Ahaha! Ela é mais protetora do que meu pai. ― comentou o irmão mais velho, aproveitando a oportunidade de provocar a irmã.

E a brincadeira pareceu surtir algum efeito, pois Xiao Shui mudou o tom, indicando uma leve alteração no humor, e respondeu:

― Pelo menos meu Gege não tem medo de se machucar um pouco e nem de enfrentar alguém mais forte.

― Escute aqui, pirralha ― disse Xiao Ning, erguendo a mão e balançando o dedo indicador feito um senhor rabugento. ― Eu convivi com dores nas costas, bexiga fraca e problemas nos joelhos por cinco mil anos, e agora que os Deuses me deram outra chance com esse corpo jovem e cheio de energia, não vou ficar entrando em cada briga que aparecer pela frente.

― Não fique inventando histórias para se justificar, seu mentiroso. ― ralhou Shui, fitando-o de soslaio.

― Cinco mil anos? ― repetiu Xiao Chan, parecendo um tanto impressionado. ― Se for assim, acho melhor chamá-lo de vovô Ning daqui para frente.

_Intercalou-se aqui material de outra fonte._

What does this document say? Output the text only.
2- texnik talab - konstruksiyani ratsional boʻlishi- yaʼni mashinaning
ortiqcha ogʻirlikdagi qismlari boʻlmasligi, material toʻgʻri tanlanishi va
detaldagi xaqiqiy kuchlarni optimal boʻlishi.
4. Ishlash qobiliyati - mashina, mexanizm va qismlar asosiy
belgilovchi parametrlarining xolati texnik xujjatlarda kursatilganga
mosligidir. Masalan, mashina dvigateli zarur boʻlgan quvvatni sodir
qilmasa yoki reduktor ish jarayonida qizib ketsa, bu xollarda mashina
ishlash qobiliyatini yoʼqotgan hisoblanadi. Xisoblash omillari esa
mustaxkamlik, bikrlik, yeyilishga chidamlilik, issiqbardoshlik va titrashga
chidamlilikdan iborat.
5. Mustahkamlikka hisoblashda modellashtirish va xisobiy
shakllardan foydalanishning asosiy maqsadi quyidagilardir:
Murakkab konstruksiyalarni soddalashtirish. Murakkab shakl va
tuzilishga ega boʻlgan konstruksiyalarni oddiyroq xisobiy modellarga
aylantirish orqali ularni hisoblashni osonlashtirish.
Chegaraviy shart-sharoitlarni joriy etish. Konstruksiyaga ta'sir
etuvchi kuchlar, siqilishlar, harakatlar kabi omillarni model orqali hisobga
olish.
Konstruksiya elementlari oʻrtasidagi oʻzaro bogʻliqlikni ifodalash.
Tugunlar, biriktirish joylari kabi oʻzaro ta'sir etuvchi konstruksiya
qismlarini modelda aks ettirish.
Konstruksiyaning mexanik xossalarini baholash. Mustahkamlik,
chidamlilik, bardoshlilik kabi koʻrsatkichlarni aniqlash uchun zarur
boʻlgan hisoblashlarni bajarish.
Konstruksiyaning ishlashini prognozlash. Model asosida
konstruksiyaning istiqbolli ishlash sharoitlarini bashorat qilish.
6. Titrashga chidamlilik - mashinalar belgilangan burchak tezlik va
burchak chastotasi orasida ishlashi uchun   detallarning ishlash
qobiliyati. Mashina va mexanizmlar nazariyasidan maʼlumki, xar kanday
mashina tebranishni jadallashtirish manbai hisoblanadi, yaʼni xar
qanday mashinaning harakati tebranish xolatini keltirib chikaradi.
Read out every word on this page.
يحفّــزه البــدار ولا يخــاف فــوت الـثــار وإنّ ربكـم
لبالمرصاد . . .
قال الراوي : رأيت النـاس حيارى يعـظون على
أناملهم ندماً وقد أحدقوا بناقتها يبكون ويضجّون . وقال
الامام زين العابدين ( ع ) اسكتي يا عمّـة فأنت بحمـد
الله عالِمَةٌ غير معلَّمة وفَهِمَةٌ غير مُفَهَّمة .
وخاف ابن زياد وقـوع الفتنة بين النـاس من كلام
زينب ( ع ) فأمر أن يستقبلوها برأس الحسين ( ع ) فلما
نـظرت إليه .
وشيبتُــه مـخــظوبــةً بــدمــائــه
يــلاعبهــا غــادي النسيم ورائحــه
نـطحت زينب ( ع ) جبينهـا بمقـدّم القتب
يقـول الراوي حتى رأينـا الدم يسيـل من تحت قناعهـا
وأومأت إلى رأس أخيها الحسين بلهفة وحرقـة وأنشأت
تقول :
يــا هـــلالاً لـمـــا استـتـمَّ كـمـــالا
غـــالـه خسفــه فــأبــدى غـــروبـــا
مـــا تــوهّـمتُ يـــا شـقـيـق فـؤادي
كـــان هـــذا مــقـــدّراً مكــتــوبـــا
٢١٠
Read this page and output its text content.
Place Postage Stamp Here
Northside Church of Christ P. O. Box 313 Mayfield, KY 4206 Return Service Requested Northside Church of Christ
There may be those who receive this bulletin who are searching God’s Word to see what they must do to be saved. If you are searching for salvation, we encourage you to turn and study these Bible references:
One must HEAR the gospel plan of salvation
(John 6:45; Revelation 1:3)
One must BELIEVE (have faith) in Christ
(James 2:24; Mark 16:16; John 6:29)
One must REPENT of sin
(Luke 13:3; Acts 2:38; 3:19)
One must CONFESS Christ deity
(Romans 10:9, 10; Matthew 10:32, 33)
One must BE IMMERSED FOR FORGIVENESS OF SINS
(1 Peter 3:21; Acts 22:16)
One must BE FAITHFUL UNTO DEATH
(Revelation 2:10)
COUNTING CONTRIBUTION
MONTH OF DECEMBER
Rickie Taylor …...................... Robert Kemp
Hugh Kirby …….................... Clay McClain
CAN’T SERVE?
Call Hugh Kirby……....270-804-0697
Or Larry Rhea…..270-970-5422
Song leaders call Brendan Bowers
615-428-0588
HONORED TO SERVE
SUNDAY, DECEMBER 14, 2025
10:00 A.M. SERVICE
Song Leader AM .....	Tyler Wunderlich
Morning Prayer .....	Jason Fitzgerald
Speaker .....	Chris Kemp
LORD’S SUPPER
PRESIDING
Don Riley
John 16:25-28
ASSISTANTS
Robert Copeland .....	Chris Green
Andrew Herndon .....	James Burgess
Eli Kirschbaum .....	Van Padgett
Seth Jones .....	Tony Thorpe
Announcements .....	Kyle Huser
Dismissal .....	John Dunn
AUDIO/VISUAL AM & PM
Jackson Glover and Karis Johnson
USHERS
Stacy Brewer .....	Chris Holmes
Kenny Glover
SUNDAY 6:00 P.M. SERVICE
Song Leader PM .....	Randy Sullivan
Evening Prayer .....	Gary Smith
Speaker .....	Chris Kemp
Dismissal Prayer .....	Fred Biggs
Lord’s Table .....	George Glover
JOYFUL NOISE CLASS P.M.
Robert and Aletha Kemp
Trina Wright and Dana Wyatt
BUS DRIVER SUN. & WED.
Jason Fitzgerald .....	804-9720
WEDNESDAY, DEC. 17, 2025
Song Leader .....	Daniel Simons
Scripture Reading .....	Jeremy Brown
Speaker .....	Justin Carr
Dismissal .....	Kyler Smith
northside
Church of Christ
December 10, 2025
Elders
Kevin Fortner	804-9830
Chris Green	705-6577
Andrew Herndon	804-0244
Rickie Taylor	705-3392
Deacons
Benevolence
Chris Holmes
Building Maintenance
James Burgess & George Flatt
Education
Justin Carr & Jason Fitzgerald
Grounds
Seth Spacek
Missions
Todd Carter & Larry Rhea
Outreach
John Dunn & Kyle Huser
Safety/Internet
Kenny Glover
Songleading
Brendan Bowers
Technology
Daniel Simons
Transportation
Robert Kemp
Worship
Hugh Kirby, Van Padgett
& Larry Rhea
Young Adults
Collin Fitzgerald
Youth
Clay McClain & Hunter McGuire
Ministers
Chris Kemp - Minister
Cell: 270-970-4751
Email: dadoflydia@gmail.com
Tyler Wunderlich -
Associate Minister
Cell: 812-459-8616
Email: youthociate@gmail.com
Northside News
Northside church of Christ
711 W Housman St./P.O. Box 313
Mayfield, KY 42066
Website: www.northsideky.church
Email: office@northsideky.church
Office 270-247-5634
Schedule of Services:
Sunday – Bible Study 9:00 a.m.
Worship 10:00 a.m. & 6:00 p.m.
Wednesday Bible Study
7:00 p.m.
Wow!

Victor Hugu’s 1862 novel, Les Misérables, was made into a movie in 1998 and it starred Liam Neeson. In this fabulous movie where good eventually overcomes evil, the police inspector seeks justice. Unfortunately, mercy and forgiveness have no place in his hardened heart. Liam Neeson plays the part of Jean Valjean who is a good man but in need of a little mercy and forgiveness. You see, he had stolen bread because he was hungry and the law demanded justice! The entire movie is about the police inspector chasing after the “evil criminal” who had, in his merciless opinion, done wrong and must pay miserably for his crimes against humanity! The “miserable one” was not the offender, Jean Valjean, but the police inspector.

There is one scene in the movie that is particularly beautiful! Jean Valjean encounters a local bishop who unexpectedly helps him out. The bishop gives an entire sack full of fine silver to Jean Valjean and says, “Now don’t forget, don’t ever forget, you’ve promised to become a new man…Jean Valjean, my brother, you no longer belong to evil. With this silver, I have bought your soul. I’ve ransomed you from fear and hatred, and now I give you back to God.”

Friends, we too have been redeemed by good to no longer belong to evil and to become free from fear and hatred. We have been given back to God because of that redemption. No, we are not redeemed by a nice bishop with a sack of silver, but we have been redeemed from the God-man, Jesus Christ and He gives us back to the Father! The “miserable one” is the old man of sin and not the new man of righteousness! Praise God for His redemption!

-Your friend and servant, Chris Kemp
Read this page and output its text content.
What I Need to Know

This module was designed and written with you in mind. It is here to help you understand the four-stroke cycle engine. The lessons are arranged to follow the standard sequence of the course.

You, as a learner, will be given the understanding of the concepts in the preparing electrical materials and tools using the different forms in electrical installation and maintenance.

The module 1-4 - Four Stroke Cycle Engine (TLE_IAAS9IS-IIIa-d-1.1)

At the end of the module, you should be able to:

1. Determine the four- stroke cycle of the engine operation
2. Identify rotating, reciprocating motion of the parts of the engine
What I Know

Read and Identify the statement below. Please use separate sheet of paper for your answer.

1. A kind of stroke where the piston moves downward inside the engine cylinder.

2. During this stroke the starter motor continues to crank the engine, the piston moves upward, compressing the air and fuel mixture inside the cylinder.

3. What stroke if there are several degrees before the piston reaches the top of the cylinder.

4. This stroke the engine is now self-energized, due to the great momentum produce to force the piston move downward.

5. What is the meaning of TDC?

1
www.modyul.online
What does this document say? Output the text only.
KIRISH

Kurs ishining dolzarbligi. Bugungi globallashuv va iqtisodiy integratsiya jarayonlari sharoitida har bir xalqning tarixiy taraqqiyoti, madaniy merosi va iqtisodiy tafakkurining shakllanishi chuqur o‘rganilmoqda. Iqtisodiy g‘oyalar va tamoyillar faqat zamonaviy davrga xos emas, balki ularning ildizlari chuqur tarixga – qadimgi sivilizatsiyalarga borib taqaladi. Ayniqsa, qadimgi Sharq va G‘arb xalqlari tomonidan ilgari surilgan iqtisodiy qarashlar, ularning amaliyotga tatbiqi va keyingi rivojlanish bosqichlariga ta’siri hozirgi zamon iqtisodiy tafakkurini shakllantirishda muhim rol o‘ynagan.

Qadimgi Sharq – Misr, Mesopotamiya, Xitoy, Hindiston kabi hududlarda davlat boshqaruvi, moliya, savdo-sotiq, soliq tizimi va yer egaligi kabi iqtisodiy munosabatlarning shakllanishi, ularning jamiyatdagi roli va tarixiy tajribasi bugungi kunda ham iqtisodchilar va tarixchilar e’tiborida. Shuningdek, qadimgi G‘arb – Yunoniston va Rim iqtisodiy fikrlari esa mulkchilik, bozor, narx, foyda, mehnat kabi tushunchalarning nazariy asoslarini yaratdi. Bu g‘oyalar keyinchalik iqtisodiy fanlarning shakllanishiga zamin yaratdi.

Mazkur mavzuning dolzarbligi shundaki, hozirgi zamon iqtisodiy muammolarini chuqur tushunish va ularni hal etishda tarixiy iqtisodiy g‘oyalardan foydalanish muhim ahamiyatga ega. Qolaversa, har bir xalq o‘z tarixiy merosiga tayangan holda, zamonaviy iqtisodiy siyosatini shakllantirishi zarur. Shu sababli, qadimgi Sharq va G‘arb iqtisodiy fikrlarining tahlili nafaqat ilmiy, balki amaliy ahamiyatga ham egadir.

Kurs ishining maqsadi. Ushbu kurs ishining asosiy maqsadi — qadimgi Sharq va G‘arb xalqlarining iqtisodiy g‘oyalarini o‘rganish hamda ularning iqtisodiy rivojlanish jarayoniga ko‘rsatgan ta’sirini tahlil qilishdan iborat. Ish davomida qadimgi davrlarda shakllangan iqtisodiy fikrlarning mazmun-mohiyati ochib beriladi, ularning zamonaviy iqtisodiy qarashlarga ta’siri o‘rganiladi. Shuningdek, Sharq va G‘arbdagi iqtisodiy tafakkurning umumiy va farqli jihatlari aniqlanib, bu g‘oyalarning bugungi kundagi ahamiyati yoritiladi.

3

Ahahaha! ― gargalhou alto, divertindo-se com a sugestão.

― É verdade o que minha mãe falou a respeito de gênios. ― acrescentou Xiao Li, encarando o Alquimista com certo interesse. ― Eles podem parecer inteligentes, mas no fundo são um bando de idiotas igual ao resto de nós.

O grupo seguiu conversando e se provocando por algum tempo, enquanto Qin Yanyu precisou voltar rápido para o seu lugar, pois Xu Guiren ainda não tinha parado de gritar seu nome e pedir pelo “truque da coruja no chapéu”. Nesse meio tempo, a batalha entre Xu Xia e Wu Lin ficou mais perto de começar.